Northern Rockies Regional Municipality

The NRRM Responds to Provincial Commitments

The Northern Rockies Regional Municipality issued letters to Premier John Horgan [PDF - 113 KB] and Minister of Forests, Lands, Natural Resource Operations and Rural Development, Doug Donaldson [PDF - 110 KB] in response to recent comments in the Speech from the Throne and follow-up interviews.

"Government will take steps to strengthen the natural-resource sectors of our economy, including forestry, mining and energy, while supporting growing sectors, such as agriculture, manufacturing, small business, technology and tourism.

Our forest industry remains B.C.’s single largest exporter, generating thousands of jobs throughout the province. Yet it continues to face tough challenges, from beetle infestations, to trade battles, to the worst wildfire season on record. Your government believes in the future of forestry, and wants to see a strong and sustainable industry for years to come.

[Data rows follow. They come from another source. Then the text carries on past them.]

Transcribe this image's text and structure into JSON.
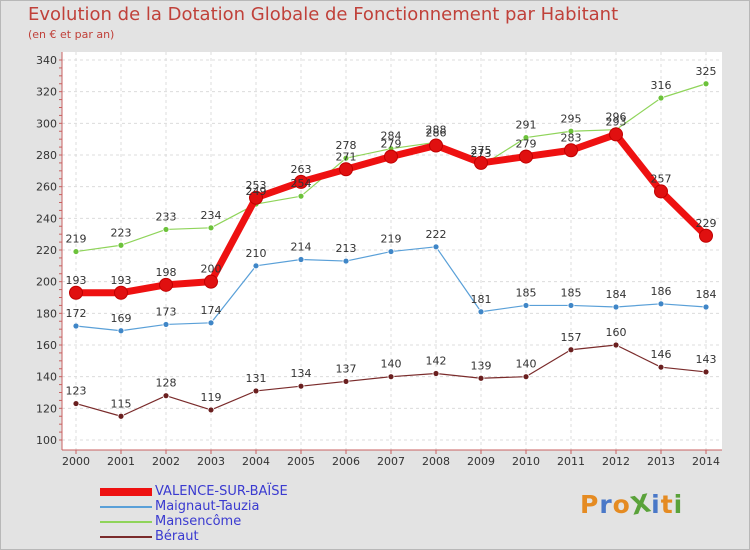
{
  "title": "Evolution de la Dotation Globale de Fonctionnement par Habitant",
  "subtitle": "(en € et par an)",
  "logo": {
    "text": "ProXiti",
    "colors": [
      "#e58b22",
      "#4a78c8",
      "#e58b22",
      "#5aa23a",
      "#4a78c8",
      "#e58b22",
      "#5aa23a"
    ]
  },
  "chart_data": {
    "type": "line",
    "title": "Evolution de la Dotation Globale de Fonctionnement par Habitant",
    "subtitle": "(en € et par an)",
    "x": [
      "2000",
      "2001",
      "2002",
      "2003",
      "2004",
      "2005",
      "2006",
      "2007",
      "2008",
      "2009",
      "2010",
      "2011",
      "2012",
      "2013",
      "2014"
    ],
    "ylim": [
      100,
      340
    ],
    "yticks": [
      100,
      120,
      140,
      160,
      180,
      200,
      220,
      240,
      260,
      280,
      300,
      320,
      340
    ],
    "grid": true,
    "legend_position": "bottom-left",
    "series": [
      {
        "name": "Mansencôme",
        "color": "#8fd45a",
        "dot": "#6cc23a",
        "width": 1.2,
        "radius": 3,
        "values": [
          219,
          223,
          233,
          234,
          249,
          254,
          278,
          284,
          288,
          273,
          291,
          295,
          296,
          316,
          325
        ]
      },
      {
        "name": "Maignaut-Tauzia",
        "color": "#5aa0d8",
        "dot": "#3f86c7",
        "width": 1.2,
        "radius": 3,
        "values": [
          172,
          169,
          173,
          174,
          210,
          214,
          213,
          219,
          222,
          181,
          185,
          185,
          184,
          186,
          184
        ]
      },
      {
        "name": "Béraut",
        "color": "#7a2b2b",
        "dot": "#6a1f1f",
        "width": 1.2,
        "radius": 3,
        "values": [
          123,
          115,
          128,
          119,
          131,
          134,
          137,
          140,
          142,
          139,
          140,
          157,
          160,
          146,
          143
        ]
      },
      {
        "name": "VALENCE-SUR-BAÏSE",
        "color": "#ee1111",
        "dot": "#e01010",
        "width": 7,
        "radius": 6.5,
        "values": [
          193,
          193,
          198,
          200,
          253,
          263,
          271,
          279,
          286,
          275,
          279,
          283,
          293,
          257,
          229
        ]
      }
    ],
    "legend_order": [
      "VALENCE-SUR-BAÏSE",
      "Maignaut-Tauzia",
      "Mansencôme",
      "Béraut"
    ]
  }
}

B.C. will continue to fight for a fair deal on softwood lumber, and seek new markets for our forest products. And government will revitalize the forest industry’s social contract with British Columbians, to ensure that the use of public timber generates good jobs in forest-dependent communities and provid fair retes aurn for the public."

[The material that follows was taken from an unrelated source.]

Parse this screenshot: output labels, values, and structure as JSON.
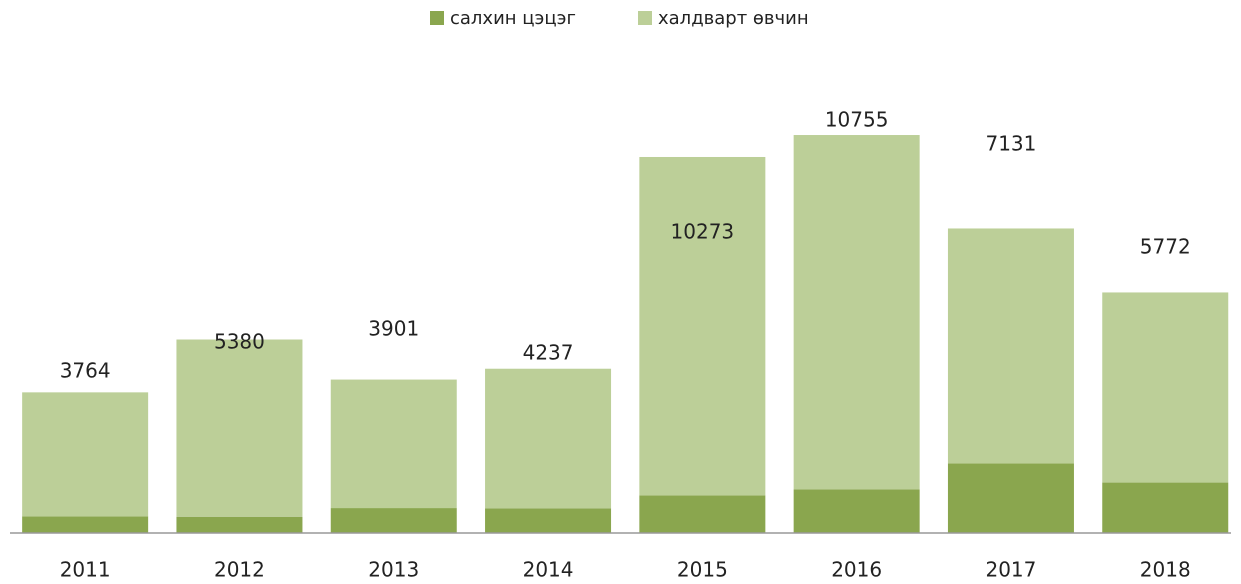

- The Honourable Judith Guichon, OBC, Lieutenant-Governor: February 13, 2018 Speech from the Throne

The B.C. NDP’s latest speech from the throne and budget painted rural communities and resource development in few broad strokes, but Premier John Horgan followed it up by noting one important change coming to forestry rules in the province.

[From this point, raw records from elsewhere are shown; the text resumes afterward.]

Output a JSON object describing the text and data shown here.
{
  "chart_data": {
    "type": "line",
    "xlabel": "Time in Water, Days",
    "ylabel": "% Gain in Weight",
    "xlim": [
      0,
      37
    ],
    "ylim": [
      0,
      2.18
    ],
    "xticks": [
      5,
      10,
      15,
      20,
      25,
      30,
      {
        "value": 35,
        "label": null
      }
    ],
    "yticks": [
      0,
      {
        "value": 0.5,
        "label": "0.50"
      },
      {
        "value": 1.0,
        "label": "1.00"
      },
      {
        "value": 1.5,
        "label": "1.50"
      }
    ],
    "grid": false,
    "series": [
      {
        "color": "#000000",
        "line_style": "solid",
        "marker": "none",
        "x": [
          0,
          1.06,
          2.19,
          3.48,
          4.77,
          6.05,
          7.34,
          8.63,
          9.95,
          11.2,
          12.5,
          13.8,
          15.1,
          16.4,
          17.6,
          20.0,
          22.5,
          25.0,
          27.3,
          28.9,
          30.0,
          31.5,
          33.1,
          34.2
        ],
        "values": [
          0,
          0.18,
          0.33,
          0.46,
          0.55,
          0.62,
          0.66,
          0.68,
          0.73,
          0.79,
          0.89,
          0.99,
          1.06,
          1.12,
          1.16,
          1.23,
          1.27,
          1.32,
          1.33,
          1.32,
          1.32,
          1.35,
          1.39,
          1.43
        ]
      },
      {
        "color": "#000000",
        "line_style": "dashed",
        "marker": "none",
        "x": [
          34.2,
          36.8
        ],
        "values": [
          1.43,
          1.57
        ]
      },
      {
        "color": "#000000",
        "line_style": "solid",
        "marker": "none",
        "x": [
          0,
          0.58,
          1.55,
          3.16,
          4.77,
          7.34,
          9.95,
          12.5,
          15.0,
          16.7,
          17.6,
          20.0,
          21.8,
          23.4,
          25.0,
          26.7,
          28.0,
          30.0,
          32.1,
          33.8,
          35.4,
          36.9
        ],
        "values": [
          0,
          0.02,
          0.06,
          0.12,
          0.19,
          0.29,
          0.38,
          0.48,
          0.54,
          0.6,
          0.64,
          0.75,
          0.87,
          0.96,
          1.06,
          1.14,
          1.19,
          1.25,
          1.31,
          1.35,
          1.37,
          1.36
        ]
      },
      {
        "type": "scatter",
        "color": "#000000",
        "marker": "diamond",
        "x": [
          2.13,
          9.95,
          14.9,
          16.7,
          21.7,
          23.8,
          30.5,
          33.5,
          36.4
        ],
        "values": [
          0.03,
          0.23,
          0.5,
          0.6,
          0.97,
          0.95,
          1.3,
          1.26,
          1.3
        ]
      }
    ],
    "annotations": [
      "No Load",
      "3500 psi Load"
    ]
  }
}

Horgan says his government plans to restore appurtenancy rules that tie timber harvests to processing at local mills. The rules were eliminated by the B.C. Liberals in the early 2000s and devastated economies in forestry dependent communities in rural B.C., including Fort Nelson, as mills shut down and processing went elsewhere deemed more profitable. Restoring the rules is part of a move to “revitalize the forest industry’s social contract with British Columbians," the government noted in its throne speech.